WeWork has disrupted the business of leasing office space, and Amazon has disrupted a dozen industry sectors and counting. Uber and Lyft are disrupting not only the taxi and rental car industries, but the traditional parking business models as well. Both firms are racing toward their IPOs in the next few months.
Municipalities and consumers love the ride-hailing services offered by Uber and Lyft, but for different reasons.
Americans rated Uber the #1 most-used and best-loved brand of 2017, beating out companies like Starbucks and yes, even Amazon. According to Certify, a company that tracks business travel spending, 68% of business travelers chose Uber or Lyft, while just 25% chose rental cars and 7% hailed a cab.

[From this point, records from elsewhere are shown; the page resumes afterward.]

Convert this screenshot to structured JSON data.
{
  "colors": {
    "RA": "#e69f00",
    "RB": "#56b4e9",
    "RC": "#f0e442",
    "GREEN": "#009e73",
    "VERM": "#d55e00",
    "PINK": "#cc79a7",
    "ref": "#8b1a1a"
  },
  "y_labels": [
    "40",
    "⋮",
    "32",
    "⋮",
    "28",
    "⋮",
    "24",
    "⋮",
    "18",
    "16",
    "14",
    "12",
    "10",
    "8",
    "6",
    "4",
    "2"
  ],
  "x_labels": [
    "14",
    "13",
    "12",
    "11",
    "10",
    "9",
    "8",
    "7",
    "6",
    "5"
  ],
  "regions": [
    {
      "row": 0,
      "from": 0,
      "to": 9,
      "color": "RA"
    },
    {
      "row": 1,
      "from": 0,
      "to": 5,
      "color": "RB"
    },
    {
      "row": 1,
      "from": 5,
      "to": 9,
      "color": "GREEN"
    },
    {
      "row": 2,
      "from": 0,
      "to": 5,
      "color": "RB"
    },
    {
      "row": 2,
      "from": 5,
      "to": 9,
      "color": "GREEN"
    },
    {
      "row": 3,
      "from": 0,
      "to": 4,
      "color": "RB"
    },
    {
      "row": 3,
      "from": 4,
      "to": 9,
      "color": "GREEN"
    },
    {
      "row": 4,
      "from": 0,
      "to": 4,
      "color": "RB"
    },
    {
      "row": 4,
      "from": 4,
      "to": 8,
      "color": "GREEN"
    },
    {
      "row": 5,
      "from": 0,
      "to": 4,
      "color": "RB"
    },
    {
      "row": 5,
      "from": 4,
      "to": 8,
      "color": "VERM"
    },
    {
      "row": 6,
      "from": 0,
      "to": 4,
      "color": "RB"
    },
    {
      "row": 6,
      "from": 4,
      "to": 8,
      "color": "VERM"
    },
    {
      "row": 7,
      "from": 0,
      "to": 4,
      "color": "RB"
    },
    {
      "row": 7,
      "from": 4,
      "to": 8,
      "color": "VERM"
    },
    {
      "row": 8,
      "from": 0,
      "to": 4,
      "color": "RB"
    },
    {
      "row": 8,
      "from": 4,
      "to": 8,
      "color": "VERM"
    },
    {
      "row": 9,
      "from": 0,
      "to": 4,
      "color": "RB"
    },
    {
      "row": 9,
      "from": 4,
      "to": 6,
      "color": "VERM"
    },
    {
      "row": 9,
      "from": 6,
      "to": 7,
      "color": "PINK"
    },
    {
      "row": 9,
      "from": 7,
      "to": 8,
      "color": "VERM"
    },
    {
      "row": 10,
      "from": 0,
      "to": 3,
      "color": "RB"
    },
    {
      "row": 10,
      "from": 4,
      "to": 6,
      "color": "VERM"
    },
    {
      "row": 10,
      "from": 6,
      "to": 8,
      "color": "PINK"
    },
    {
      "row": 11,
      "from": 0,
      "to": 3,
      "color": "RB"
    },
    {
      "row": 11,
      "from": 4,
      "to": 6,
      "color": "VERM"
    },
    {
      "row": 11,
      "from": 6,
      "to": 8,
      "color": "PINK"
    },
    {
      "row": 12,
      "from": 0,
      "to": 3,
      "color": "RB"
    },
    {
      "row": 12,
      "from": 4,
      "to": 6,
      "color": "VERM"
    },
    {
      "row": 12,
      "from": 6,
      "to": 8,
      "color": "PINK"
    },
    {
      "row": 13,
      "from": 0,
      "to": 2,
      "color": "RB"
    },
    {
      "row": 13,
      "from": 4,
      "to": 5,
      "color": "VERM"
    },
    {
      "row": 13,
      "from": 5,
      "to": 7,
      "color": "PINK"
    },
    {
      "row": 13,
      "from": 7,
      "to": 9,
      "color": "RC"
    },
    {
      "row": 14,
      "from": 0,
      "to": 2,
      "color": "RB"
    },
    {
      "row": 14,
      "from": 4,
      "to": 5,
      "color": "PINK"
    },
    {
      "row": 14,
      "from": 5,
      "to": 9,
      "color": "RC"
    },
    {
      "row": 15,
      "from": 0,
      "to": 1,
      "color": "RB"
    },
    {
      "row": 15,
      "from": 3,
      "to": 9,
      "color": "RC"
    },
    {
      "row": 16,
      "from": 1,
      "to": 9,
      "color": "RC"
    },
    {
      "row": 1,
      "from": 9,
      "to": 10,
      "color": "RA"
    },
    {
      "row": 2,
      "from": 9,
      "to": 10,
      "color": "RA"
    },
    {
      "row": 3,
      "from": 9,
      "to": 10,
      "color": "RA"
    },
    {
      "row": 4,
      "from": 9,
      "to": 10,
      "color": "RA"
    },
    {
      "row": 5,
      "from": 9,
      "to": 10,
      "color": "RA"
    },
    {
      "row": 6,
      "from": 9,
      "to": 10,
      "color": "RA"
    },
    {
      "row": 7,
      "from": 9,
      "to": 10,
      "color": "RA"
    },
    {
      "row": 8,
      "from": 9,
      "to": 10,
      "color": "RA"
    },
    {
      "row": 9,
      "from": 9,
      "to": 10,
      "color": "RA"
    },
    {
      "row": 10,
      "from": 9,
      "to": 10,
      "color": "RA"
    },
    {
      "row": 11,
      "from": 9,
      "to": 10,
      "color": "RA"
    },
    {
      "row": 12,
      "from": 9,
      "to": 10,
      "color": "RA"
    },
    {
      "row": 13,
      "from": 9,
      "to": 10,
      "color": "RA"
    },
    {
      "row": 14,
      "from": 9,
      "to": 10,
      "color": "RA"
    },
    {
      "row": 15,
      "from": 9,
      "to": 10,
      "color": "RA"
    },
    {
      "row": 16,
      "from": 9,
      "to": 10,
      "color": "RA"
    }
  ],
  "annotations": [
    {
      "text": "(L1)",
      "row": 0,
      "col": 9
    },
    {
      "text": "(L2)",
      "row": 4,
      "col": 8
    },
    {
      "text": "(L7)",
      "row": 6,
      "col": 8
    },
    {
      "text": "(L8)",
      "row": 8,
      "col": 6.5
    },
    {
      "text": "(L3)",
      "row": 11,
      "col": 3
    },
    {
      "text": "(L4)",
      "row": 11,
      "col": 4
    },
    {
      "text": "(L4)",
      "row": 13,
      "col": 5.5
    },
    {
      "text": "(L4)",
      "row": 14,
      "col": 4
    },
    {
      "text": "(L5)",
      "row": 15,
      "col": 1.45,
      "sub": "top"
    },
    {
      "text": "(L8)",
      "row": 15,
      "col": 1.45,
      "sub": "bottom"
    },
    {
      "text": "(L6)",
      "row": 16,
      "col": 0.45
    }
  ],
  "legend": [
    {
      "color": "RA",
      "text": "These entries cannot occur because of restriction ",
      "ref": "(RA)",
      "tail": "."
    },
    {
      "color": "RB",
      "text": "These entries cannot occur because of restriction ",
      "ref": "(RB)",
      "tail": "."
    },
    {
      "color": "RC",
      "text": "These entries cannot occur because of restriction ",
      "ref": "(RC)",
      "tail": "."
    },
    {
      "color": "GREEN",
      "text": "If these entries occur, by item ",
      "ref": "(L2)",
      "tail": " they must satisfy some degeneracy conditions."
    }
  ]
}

City municipalities are happy with the affect that Uber and Lyft are having on their transportation infrastructures, and the anticipated future benefits of autonomous cars.
In “Yes, Uber Really Is Killing the Parking Business”, Fortune reports that cities benefit quite a bit as the demand for parking declines. Because parking lots and spaces generate very little tax revenue or economic activity, municipalities look forward to replacing blacktop with property that contributes to the economy.
A study published in the Journal of Transportation and Land Use notes that cities have begun changing zoning regulations to allow for lower minimum parking levels. Instead of parking garages and expansive black-topped car lots, cities are considering replacing parking infrastructures that bring more vibrancy to the urban landscape and less dependency on cars and the pollution and gridlock they create.
It’s never nice to see an entire industry begin to decline. But when consumers, business people, and municipalities have so much to gain by the growth of ride-hailing companies like Uber and Lyft, it’s difficult to see how investment in the parking lot business can’t help but go down.